If our sample F was in the “unlikely” area—the .05 most extreme Fs that could have been generated by the empty model—we would conclude that our sample F was unlikely to have been generated by this process. But our sample is *not* one of the .05 most extreme Fs! It’s one of the .076 highest Fs generated by randomness! And the sample F corroborates this story because 3.305 is not greater than 4.

What now? Is our empty model likely or *un*likely to have generated our sample F? Although .08 may not seem very likely to a casual observer, it is *more* likely than a .05 likelihood. According to our pre-set standards of what counts as “unlikely,” our empty model is *not* unlikely. This means \(\beta_1\), the increment, might be 0. We shouldn’t get rid of the empty model in favor of the complex model.

### What’s a t test?

You may have heard of a *t test*, or even studied it in a previous statistics class. The t test is used to test the statistical significance between the means of two independent groups. We analyze that same situation by fitting the two-group model, and then using F to assess the difference between the two groups.

It turns out that in the case of comparing two groups, t and F are exactly the same, and the resulting p value will be the same. If you want the t statistic, you can just run your `supernova()`

, find F, and then take the square root of F. That’s the *t statistic* (also called *sample t*). Just as an F statistic is considered significant if it’s more extreme than 4, a t statistic is considered significant if it’s more extreme than \(\pm2\).

We use F instead of t because it will work in virtually any situation in which you want to evaluate statistical models, whereas the t test is more limited. But if someone asks you, now you know what a t test is.

### Interpreting the Model Comparison

In the case of the Tipping Experiment, the model comparison could yield a fairly straightforward interpretation. If we do the experiment and find an F that is greater than 4 (which we didn’t), we could conclude that the drawing of a smiley face on a check *causes* restaurant patrons to tip more.

This causal interpretation is not purely the result of statistical analysis. It is, instead, the combination of statistical analysis and study design. In this case, we have the advantage of random assignment: each table at the restaurant was randomly assigned to either get a smiley face or not. For this reason, if we detect a difference between the groups we can assume it is due to this experimental manipulation and not something else.

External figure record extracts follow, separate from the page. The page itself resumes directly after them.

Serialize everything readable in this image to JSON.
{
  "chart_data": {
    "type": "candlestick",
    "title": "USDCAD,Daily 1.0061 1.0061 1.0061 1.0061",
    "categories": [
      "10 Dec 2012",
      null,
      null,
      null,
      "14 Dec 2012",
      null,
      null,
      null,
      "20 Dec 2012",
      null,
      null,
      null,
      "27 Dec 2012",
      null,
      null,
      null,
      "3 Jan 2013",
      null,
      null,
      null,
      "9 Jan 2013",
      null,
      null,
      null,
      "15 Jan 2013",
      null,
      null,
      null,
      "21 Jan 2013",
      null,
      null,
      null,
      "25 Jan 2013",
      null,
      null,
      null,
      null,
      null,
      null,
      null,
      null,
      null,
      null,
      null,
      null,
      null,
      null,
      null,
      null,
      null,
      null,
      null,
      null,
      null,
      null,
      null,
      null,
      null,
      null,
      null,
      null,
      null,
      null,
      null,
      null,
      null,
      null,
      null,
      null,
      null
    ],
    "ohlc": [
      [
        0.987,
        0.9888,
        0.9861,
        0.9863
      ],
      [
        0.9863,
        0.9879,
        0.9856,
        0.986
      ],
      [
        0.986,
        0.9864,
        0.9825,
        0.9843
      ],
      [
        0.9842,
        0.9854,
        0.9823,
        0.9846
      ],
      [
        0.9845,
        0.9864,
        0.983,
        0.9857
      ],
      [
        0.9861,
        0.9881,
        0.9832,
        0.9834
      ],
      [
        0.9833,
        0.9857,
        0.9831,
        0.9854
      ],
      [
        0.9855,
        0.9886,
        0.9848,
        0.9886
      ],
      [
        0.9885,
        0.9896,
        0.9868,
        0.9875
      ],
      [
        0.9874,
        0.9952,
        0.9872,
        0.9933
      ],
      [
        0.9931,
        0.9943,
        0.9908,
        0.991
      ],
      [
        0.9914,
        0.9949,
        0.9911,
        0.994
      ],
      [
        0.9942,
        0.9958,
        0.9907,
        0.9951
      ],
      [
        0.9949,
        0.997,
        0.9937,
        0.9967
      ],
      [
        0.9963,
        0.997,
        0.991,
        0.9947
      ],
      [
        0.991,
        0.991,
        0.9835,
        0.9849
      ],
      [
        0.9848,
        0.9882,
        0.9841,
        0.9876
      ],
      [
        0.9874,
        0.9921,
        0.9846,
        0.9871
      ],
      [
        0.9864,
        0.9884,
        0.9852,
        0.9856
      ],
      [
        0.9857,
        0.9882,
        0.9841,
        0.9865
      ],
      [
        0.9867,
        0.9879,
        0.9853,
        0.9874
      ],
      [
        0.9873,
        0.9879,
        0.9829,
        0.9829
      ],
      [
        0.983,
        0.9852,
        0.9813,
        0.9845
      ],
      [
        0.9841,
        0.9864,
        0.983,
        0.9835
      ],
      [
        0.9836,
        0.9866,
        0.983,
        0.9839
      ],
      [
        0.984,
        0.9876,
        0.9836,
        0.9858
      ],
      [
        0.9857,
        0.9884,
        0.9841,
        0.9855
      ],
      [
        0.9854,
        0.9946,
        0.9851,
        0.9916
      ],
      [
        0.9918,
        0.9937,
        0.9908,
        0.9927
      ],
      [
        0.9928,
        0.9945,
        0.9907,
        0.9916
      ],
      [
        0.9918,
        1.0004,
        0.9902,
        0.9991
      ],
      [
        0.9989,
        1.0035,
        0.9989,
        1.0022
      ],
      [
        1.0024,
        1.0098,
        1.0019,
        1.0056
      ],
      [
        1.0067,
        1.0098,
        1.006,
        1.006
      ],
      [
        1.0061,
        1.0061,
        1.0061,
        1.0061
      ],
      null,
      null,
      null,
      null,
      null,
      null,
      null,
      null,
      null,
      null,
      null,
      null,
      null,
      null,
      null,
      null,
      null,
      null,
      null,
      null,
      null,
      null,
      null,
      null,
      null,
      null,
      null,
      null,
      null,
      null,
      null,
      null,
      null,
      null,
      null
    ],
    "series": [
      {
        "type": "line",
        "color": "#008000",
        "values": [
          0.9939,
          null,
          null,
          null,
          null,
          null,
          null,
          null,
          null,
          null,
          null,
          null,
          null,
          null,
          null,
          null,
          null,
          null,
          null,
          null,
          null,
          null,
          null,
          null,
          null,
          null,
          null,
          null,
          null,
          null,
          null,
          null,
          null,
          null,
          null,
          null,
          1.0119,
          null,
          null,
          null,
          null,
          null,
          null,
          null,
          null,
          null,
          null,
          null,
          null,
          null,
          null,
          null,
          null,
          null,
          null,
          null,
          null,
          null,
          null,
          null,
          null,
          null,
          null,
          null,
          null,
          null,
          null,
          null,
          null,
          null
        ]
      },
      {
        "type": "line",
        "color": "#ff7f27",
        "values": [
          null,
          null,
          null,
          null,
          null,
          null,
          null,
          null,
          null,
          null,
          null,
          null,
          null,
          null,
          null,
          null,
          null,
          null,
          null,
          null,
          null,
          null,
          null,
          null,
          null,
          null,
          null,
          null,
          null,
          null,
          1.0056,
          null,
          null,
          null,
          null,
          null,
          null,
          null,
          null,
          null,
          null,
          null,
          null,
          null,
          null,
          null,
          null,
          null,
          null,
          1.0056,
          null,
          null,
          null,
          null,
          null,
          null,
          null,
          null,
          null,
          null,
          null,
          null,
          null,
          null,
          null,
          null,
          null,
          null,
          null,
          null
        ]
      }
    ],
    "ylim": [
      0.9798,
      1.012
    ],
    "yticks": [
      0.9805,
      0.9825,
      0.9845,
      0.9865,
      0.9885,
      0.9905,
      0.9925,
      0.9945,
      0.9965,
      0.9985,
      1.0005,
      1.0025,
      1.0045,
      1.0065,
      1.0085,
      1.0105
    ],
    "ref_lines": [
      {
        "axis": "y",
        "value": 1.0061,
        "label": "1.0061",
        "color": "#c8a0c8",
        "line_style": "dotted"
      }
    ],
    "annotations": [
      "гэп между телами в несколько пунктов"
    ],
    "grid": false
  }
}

But if there had been a correlational design, and tables were not randomly assigned to conditions, we might do the same statistical analysis and get the same F. But we would need to consider other interpretations. If everyone who got the smiley face had had one server, and everyone without the smiley face, another, we would have to consider that it might be the server, and not the smiley face, that was causing the difference.

In the absence of random assignment, we can rule out that the F we observed was simply due to sampling variation, and we can adopt the more complex model. But we still need to always wonder if our interpretation of the complex model is correct, or if there may be some confounding variable we haven’t considered. Design and analysis are both important, and must be considered together.